Chinese Astronomers Saw An Exploding Star 2,000 Years Ago. Scientists May Have Just Found The Remains

Chinese Astronomers Saw An Exploding Star 2,000 Years Ago. Scientists May Have Just Found The Remains

Scientists think that they’ve stumbled upon the remains of a stellar explosion first observed by Chinese astronomers over 2,000 years ago, according to a new paper.

Novae are explosions that occur on the surface of white dwarf stars sucking up matter from a partner in a binary system. After the blast, they leave behind clouds of gas and dust, forming a nebula. Bright outer space events have been noted by ancient astronomers throughout history, but this nova would be one of the earliest confirmed extrasolar events, the authors write in the paper to be published in the journal Astronomy & Astrophysics.

“We measured the brightness of the nova we found and calculated backwards how old it was, which was 2,000 years old,” study author Fabian Göttgens, a Ph.D student at the Georg-August-Universität in Germany, told Gizmodo. “That’s exactly what we needed.”

Novae occur after white dwarves suck up too much hydrogen from a partner and undergo a cataclysmic fusion event on their surface, increasing their brightness by several orders of magnitude and leaving behind a cloud of leftover gas. The researchers set out on a search for novae remnants in globular clusters, which are essentially miniature galaxies full of stars within our own galaxy.

Scientists hypothesize that globular clusters should have more binary stars with white dwarfs, according to the paper, but they have only ever observed two novae in globular clusters.

The team observed the globular cluster NGC 6656 for seven nights between 2015 and 2017 using an instrument called MUSE attached to the Very Large Telescope in Chile, as part of an ongoing survey, during which they found the nova remnant by chance.

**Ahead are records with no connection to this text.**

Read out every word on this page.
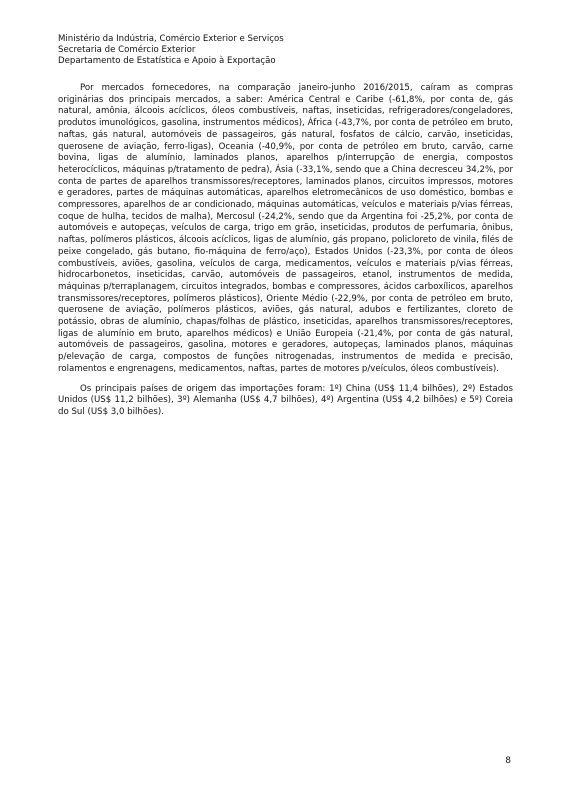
Ministério da Indústria, Comércio Exterior e Serviços
Secretaria de Comércio Exterior
Departamento de Estatística e Apoio à Exportação

Por mercados fornecedores, na comparação janeiro-junho 2016/2015, caíram as compras originárias dos principais mercados, a saber: América Central e Caribe (-61,8%, por conta de, gás natural, amônia, álcoois acíclicos, óleos combustíveis, naftas, inseticidas, refrigeradores/congeladores, produtos imunológicos, gasolina, instrumentos médicos), África (-43,7%, por conta de petróleo em bruto, naftas, gás natural, automóveis de passageiros, gás natural, fosfatos de cálcio, carvão, inseticidas, querosene de aviação, ferro-ligas), Oceania (-40,9%, por conta de petróleo em bruto, carvão, carne bovina, ligas de alumínio, laminados planos, aparelhos p/interrupção de energia, compostos heterocíclicos, máquinas p/tratamento de pedra), Ásia (-33,1%, sendo que a China decresceu 34,2%, por conta de partes de aparelhos transmissores/receptores, laminados planos, circuitos impressos, motores e geradores, partes de máquinas automáticas, aparelhos eletromecânicos de uso doméstico, bombas e compressores, aparelhos de ar condicionado, máquinas automáticas, veículos e materiais p/vias férreas, coque de hulha, tecidos de malha), Mercosul (-24,2%, sendo que da Argentina foi -25,2%, por conta de automóveis e autopeças, veículos de carga, trigo em grão, inseticidas, produtos de perfumaria, ônibus, naftas, polímeros plásticos, álcoois acíclicos, ligas de alumínio, gás propano, policloreto de vinila, filés de peixe congelado, gás butano, fio-máquina de ferro/aço), Estados Unidos (-23,3%, por conta de óleos combustíveis, aviões, gasolina, veículos de carga, medicamentos, veículos e materiais p/vias férreas, hidrocarbonetos, inseticidas, carvão, automóveis de passageiros, etanol, instrumentos de medida, máquinas p/terraplanagem, circuitos integrados, bombas e compressores, ácidos carboxílicos, aparelhos transmissores/receptores, polímeros plásticos), Oriente Médio (-22,9%, por conta de petróleo em bruto, querosene de aviação, polímeros plásticos, aviões, gás natural, adubos e fertilizantes, cloreto de potássio, obras de alumínio, chapas/folhas de plástico, inseticidas, aparelhos transmissores/receptores, ligas de alumínio em bruto, aparelhos médicos) e União Europeia (-21,4%, por conta de gás natural, automóveis de passageiros, gasolina, motores e geradores, autopeças, laminados planos, máquinas p/elevação de carga, compostos de funções nitrogenadas, instrumentos de medida e precisão, rolamentos e engrenagens, medicamentos, naftas, partes de motores p/veículos, óleos combustíveis).

Os principais países de origem das importações foram: 1º) China (US$ 11,4 bilhões), 2º) Estados Unidos (US$ 11,2 bilhões), 3º) Alemanha (US$ 4,7 bilhões), 4º) Argentina (US$ 4,2 bilhões) e 5º) Coreia do Sul (US$ 3,0 bilhões).

8
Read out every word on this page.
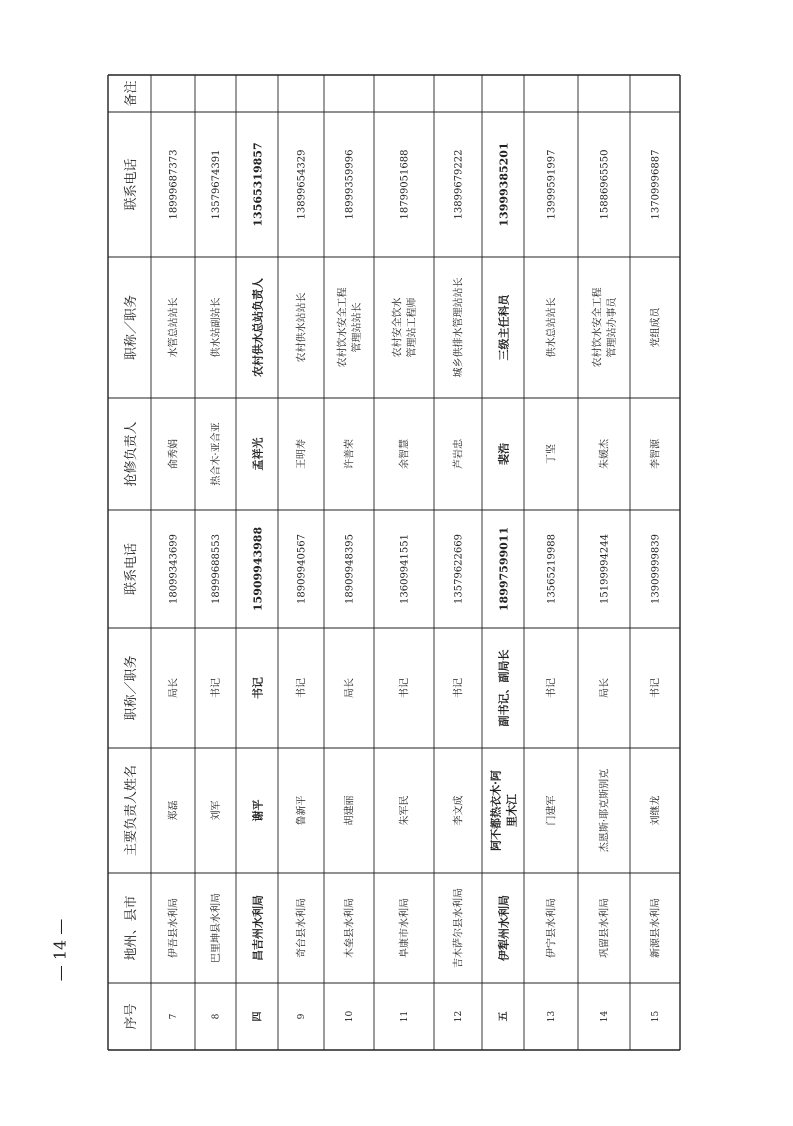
序号
地州、县市
主要负责人姓名
职称／职务
联系电话
抢修负责人
职称／职务
联系电话
备注
7
伊吾县水利局
郑磊
局长
18099343699
俞秀娟
水管总站站长
18999687373
8
巴里坤县水利局
刘军
书记
18999688553
热合木·亚合亚
供水站副站长
13579674391
四
昌吉州水利局
谢平
书记
15909943988
孟祥光
农村供水总站负责人
13565319857
9
奇台县水利局
鲁新平
书记
18909940567
王明寿
农村供水站站长
13899654329
10
木垒县水利局
胡建丽
局长
18909948395
许善荣
农村饮水安全工程 管理站站长
18999359996
11
阜康市水利局
朱军民
书记
13609941551
余智慧
农村安全饮水 管理站工程师
18799051688
12
吉木萨尔县水利局
李文成
书记
13579622669
芦岩忠
城乡供排水管理站站长
13899679222
五
伊犁州水利局
阿不都热衣木·阿 里木江
副书记、副局长
18997599011
裴浩
三级主任科员
13999385201
13
伊宁县水利局
门建军
书记
13565219988
丁坚
供水总站站长
13999591997
14
巩留县水利局
杰恩斯·耶克斯别克
局长
15199994244
朱媛杰
农村饮水安全工程 管理站办事员
15886965550
15
新源县水利局
刘继龙
书记
13909999839
李智源
党组成员
13709996887
— 14 —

In 48 BCE, Chinese astronomers documented a “guest star” in their constellation Nandou (located in the part of the sky that we call Sagittarius). When the researchers compared the coordinates of the guest star and the nova remnant they discovered, the two were quite close to one another. They calculated the approximate age of the nebula as 2,000 years, and inferred that their nova probably would have been visible from the Earth. They concluded that the guest star in the ancient Chinese records likely left behind the nova remnants they were observing.

The sky is very big, so it’s possible that this is just a coincidence. It’s difficult to accurately convert the ancient Chinese sky map into modern-day coordinates, according to the paper. And there are other objects in the sky that might look similar to nova remnants, though the researchers thought that other interpretations were less likely.

But this isn’t the first time that modern astronomers have found evidence of a stellar explosion documented by ancient astronomers. Another team recently re-located the remnants of a nova documented by Korean astronomers in 1437, and Chinese astronomers first documented the supernova that produced the Crab nebula in 1054.

It’s a testament to the fact that humans have been skilled astronomers since long before the first telescope was invented.